Juristische Bibliothek für Öffentliches Recht Rush Hour: März, August, September (Hausarbeitenzeit) Daran erkennt mn den Besucher: Am Durchblättern des Schönfelder, das ist die Gesetzessammlung in Mauersteinform. Frauen zudem an den mitgebrachten Handcremes, mit denen sie sich von Zeit zu Zeit die Finger einschmieren. Wie viele Sitzplätze gibt es? 224 Anzahl der Kopierer: Drei Wie weit ist der nächste Kaffeeautomat? Unten beim Eingang gibt’s einen. Gemütlichster Ort: Der sogenannte „Sonderraum“: Da sind wenig Leute, und man kann ungestört lernen. Ruhigste Ecke: Die „Examensvorbereitungsecke“, in der sich alle versammeln, die gerade vor großen Prüfungen stehen. Ältestes Buch: „Gesetz- u. Verordnungen Sammlung für das Königreich Bayern“ von 1880 Was gilt bereits als Ruhestörung – und wie schnell wird sie geahndet? Lautes Sprechen in der Bibliothek regeln meistens die Studenten unter sich. Was ist einzigartig? Laptop-Arbeitsplätze mit Stromanschluss, für eine Institutsbibliothek viele sachfremde Bücher. Was ist das beliebteste Kleidungsstück? Jurastudentinnen erkennt man an den hohen Absätzen, Perlenketten und rosa Schals. Die Männer klappen sogar im Sommer ihren Polokragen hoch. Wie ist der Flirtfaktor? Nicht so niedrig, wie man denkt. Manchmal sieht man hier Juristenpärchen. Das wird gerne missachtet: Zu Hausarbeiten-Zeiten verschwinden auf wundersame Weise Bücher von ihren angestammten Plätzen – und tauchen erst bei der nächsten Revision wieder auf, allerdings meist ziemlich zerfleddert. Im Zimmer mit der Aufschrift „Sonderraum“ (links hinter der Eingangskontrolle) sollte man nicht reden – dort sitzen die ganzen Streber. Das nervt besonders: Unbeliebt machen sich jene, die im Sommer ihre Stiefel ausziehen.

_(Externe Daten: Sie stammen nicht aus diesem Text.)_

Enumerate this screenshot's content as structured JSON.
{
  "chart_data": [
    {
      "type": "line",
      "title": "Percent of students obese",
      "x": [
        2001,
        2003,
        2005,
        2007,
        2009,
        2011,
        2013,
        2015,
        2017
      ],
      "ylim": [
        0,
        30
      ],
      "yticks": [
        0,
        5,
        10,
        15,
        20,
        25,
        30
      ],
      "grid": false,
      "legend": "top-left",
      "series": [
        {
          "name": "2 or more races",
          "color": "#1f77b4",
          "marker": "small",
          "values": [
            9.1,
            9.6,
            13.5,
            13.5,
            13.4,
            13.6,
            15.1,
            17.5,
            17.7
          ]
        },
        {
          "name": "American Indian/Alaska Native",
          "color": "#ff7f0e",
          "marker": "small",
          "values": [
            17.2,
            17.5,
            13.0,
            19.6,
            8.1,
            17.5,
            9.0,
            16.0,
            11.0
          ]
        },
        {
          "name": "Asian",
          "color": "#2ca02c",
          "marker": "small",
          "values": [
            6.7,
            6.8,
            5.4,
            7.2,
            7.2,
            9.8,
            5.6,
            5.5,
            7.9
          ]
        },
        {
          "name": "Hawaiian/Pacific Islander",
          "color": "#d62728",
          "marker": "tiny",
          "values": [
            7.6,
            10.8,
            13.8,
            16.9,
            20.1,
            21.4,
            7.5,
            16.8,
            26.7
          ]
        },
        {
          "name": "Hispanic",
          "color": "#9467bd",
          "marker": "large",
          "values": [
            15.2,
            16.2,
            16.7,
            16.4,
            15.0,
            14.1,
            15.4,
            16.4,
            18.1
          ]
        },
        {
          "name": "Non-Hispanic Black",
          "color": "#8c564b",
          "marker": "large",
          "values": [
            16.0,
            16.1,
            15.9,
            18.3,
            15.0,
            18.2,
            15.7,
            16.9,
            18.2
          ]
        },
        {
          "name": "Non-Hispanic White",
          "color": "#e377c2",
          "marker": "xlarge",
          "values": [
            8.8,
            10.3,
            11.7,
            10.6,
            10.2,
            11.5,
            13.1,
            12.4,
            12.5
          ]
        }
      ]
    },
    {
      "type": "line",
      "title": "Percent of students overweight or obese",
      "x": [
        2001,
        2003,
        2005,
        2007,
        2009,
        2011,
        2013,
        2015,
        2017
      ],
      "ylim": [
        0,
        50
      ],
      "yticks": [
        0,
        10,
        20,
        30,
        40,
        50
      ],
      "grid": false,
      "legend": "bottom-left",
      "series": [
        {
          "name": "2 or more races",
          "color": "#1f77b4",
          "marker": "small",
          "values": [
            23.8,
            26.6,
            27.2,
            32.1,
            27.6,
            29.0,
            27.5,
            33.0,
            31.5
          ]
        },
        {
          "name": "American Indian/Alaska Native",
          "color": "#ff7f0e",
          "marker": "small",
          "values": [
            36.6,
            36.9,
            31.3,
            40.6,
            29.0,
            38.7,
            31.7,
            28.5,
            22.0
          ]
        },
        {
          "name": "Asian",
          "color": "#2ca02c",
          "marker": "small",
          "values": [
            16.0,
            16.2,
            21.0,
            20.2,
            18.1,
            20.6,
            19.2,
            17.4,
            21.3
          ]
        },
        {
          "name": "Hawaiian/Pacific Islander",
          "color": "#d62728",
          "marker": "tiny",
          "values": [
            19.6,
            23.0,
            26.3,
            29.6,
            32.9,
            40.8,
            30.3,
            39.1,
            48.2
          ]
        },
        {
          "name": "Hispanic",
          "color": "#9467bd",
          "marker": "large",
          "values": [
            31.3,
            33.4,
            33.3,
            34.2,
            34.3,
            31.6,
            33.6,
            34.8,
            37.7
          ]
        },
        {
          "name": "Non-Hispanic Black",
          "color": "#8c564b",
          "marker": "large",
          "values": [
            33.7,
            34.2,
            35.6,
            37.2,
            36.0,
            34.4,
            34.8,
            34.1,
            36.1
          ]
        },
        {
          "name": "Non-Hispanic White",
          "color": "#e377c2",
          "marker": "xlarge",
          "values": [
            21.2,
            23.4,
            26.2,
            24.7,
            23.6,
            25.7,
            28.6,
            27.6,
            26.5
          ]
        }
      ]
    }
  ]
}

Bibliothek Theologie/Philosophie Rush Hour: Stoßzeiten sind täglich von etwa 11 bis 15 Uhr. Dann steht ein Schild vor der Tür: „Die Bibliothek ist voll besetzt, Einlass nur für Philosophen, Theologen und Religionswissenschaftler“. Daran erkennt man den Besucher: Die fachfremden Benutzer (Jura, BWL, Medizin) anhand Ihrer Designerkleidung. Das Fachgebiet Theologie bringt es mit sich, dass der eine oder andere Benutzer im Habit erscheint. Wie viele Sitzplätze gibt es? 154 Anzahl der Kopierer: Vier Wie weit ist der nächste Kaffeeautomat? Im Untergeschoss der nahen U-Bahn-Station Universität gibt es was. Oder in der Cafeteria im Adalberttrakt. Gemütlichster Ort: Galerien mit Blick zur Ludwigstraße und den Springbrunnen auf dem Geschwister-Scholl-Platz. Ältestes Buch: Aus dem 17. Jahrhundert. Was gilt bereits als Ruhestörung – und wie schnell wird sie geahndet? Wegen dem Linoleum-Boden hallen Gespräche im Eingangsbereich ziemlich laut. Was ist einzigartig? Die jüngste und größte Fachbibliothek an der LMU München. Wie ist der Flirtfaktor? Selbst die Theologiestudenten sind nicht so langweilig, wie man denken könnte. Keine Chancen hat man nur bei jenen Benutzern, die sich in Ordenstracht kleiden. Schließlich gilt hier ja das Keuschheitsgebot. Das wird gerne missachtet: Manche verstellen absichtlich Bücher und verstecken sie in so genannten „Nestern“, um die Werke für sich alleine zu nutzen.